Penemuan baru-baru ini tentang kerentanan chip hardware, termasuk Meltdown, Specter, dan Foreshadow juga membuat layanan cloud berisiko tereksploitasi untuk mendapatkan akses ke ruang memori yang dilindungi dari sumber daya perusahaan lain yang di-hosting di server fisik yang sama.

Baca Juga : Bocor! Fitur-fitur Terbaru Ponsel Xiaomi dan yang Lagi Dikembangkan

4. Tool-tool Living off the Land dan Kelemahan Rantai Pasokan

Serangan rantai pasokan dan living off the land (LotL) kini menjadi hal yang lumrah dalam lanskap ancaman modern, yang secara luas diadopsi oleh penjahat cyber dan kelompok-kelompok penyerang tertarget. Faktanya, serangan rantai pasokan meningkat 78 persen di tahun 2018. 

Teknik LotL memungkinkan penyerang untuk menyembunyikan identitas dan aktivitas mereka dalam banyak transaksi-transaksi legal. Misalnya, penggunaan skrip PowerShell berbahaya meningkat 1.000 persen tahun lalu.

Meskipun Symantec memblokir 115.000 skrip PowerShell berbahaya setiap bulannya, hal ini sebenarnya hanya berjumlah kurang dari 1 persen dari keseluruhan penggunaan PowerShell.

Pendekatan sledgehammer untuk memblokir semua aktivitas PowerShell akan menghambat perusahaan yang semakin menunjukkan mengapa teknik LotL telah menjadi taktik yang disukai oleh banyak kelompok penyerang tertarget.

5. Internet of Things Menjadi Target Penjahat Siber

Walaupun volume serangan Internet of Things (IoT) tetap tinggi dan konsisten dengan yang terjadi di tahun 2017, profil serangan IoT berubah secara dramatis. Meskipun router dan kamera terhubung memiliki persentase terbesar dari perangkat yang terinfeksi (90 persen), hampir setiap perangkat IoT terbukti rentan, mulai dari bohlam cerdas hingga voice assistant yang menciptakan titik-titik masuk tambahan bagi penyerang.

Kelompok penyerang yang tertarget semakin berfokus pada IoT sebagai titik masuk utama.
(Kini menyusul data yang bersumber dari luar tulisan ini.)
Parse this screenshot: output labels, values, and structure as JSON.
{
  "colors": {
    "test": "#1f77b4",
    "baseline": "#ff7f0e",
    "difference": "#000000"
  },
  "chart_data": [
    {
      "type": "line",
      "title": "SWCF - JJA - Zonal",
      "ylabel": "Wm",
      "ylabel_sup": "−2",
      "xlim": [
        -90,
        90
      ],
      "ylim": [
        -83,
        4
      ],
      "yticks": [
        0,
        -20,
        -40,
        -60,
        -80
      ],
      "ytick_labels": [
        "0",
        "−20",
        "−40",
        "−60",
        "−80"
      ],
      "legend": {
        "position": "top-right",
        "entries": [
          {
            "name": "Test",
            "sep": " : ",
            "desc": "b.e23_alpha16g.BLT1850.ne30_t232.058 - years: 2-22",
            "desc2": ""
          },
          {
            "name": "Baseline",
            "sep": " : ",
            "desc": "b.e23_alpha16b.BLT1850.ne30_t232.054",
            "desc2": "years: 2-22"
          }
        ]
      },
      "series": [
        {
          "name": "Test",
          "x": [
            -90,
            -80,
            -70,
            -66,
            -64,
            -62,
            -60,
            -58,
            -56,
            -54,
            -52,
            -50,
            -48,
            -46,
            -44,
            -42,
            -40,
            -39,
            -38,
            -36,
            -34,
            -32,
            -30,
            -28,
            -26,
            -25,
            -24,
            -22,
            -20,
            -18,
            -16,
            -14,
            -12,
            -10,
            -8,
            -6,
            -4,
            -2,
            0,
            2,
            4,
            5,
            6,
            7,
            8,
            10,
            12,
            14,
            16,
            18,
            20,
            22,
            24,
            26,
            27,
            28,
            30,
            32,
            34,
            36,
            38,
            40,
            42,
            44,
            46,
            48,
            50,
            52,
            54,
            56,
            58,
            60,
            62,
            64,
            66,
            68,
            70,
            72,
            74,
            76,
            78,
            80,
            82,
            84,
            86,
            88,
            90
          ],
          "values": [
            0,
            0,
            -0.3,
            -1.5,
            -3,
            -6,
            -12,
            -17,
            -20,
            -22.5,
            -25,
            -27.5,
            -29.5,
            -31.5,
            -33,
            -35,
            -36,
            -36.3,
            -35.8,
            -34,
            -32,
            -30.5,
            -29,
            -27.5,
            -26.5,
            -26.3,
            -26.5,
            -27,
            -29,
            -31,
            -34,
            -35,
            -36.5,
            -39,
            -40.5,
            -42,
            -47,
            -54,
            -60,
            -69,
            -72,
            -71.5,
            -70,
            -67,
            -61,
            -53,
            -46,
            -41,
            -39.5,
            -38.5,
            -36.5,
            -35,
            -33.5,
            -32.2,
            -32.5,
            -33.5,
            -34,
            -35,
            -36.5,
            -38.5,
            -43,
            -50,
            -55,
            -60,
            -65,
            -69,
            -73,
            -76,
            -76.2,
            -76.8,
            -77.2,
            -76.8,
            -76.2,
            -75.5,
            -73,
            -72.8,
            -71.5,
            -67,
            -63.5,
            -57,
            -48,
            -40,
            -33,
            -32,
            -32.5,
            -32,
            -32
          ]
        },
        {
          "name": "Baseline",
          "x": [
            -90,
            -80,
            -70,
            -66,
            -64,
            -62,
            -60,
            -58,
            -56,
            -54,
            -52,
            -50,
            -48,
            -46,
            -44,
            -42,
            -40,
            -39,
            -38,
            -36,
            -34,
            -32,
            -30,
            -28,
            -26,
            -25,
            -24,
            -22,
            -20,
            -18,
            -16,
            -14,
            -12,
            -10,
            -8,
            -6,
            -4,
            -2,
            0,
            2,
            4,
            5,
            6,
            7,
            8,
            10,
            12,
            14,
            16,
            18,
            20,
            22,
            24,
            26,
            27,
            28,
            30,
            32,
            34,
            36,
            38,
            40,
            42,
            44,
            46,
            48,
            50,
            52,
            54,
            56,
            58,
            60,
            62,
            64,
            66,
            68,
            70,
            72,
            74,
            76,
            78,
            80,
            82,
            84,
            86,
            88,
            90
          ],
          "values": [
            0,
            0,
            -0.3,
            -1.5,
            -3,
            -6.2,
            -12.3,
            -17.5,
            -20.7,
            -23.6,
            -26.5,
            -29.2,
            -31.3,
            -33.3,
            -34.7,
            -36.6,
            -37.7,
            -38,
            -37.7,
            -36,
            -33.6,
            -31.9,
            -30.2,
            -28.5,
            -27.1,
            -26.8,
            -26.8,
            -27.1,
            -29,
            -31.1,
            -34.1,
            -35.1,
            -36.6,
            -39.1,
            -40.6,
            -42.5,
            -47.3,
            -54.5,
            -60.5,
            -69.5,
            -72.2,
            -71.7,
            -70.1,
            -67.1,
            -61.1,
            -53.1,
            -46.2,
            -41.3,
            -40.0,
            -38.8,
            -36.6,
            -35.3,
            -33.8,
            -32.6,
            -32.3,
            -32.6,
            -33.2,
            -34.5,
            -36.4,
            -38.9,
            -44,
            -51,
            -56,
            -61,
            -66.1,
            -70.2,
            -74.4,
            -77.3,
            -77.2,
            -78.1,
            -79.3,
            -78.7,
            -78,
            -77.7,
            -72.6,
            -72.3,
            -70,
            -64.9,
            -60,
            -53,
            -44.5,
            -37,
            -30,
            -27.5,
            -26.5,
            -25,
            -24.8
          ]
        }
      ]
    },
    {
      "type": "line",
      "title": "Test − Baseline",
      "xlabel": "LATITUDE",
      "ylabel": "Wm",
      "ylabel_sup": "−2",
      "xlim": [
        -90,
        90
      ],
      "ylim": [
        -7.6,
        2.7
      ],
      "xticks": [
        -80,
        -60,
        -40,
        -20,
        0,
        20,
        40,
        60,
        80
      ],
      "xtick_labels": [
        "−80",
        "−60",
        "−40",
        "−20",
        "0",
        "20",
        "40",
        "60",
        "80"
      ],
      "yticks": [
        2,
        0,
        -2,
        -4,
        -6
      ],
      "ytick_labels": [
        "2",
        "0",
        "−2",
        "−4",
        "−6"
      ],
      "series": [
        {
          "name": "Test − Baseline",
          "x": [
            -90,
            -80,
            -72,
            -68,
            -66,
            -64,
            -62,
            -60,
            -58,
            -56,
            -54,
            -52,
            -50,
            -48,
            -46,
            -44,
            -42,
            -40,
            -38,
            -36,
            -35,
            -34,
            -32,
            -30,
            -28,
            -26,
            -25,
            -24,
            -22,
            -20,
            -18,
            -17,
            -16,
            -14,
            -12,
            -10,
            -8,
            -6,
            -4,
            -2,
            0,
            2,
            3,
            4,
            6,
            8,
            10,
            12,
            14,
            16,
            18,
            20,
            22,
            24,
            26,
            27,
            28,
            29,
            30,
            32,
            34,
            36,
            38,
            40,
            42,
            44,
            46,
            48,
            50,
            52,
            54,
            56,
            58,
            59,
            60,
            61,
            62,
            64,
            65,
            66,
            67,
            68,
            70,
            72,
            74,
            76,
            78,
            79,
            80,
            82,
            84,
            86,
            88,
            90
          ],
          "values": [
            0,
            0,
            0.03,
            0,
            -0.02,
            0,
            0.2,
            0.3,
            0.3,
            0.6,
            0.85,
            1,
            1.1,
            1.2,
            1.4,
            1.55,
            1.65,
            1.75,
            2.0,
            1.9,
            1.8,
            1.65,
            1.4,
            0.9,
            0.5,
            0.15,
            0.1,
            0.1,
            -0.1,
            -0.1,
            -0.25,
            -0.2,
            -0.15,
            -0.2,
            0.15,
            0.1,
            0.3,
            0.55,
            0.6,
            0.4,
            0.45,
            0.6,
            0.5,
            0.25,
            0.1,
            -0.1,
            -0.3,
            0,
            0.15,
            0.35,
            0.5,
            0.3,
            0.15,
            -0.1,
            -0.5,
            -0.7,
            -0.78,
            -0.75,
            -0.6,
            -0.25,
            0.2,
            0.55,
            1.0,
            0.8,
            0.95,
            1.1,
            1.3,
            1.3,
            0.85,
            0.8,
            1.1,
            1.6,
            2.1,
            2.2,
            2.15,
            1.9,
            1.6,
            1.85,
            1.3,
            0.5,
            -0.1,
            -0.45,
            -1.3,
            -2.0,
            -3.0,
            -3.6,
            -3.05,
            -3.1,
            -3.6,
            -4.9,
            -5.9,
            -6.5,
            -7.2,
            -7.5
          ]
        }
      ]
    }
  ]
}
Munculnya malware router VPNFilter menggambarkan evolusi dalam ancaman IoT tradisional.

Diciptakan oleh pelaku ancaman yang terampil dan memiliki banyak sumber daya, malware ini memungkinkan penciptanya untuk menghancurkan atau menghapus perangkat, mencuri kredensial dan data, serta menghadang komunikasi SCADA.

Baca Juga : Inilah Lima Area Dalam Perusahaan Yang Dapat Diotomatisasi Solusi ERP

6. Tumbuhnya Kesadaran akan Privasi Secara Besar-Besaran

Dengan terjadinya skandal data Cambridge Analytica dan dengar pendapat privasi data Facebook yang terjadi baru-baru ini, serta penerapan General Data Privacy Regulation (GDPR), dan terkuaknya rahasia tentang pelacakan lokasi aplikasi dan bug privasi pada aplikasi-aplikasi yang banyak digunakan seperti fitur FaceTime dari Apple, privasi konsumen telah menjadi sorotan pada tahun lalu. 

Ponsel pintar bisa jadi merupakan perangkat mata-mata terhebat yang pernah dibuat, di mana sebuah kamera, alat pendengar dan pelacak lokasi semuanya tersedia dalam satu perangkat yang selalu dibawa dan digunakan oleh pemiliknya ke mana pun ia pergi.

Meskipun sudah ditargetkan oleh banyak negara sebagai perangkat mata-mata tradisional, ponsel pintar juga menjadi sarana yang menguntungkan untuk mengumpulkan informasi pribadi konsumen, yang menjadikan para pengembang aplikasi mobile sebagai pelanggar utama.

Menurut penelitian Symantec, 45 persen aplikasi Android paling populer dan 25 persen aplikasi iOS paling populer meminta pelacakan lokasi, 46 persen aplikasi Android populer dan 24 persen aplikasi iOS populer meminta izin untuk mengakses kamera perangkat Anda, dan alamat email dibagikan di antara 44 persen aplikasi Android teratas dan 48 persen aplikasi iOS paling populer.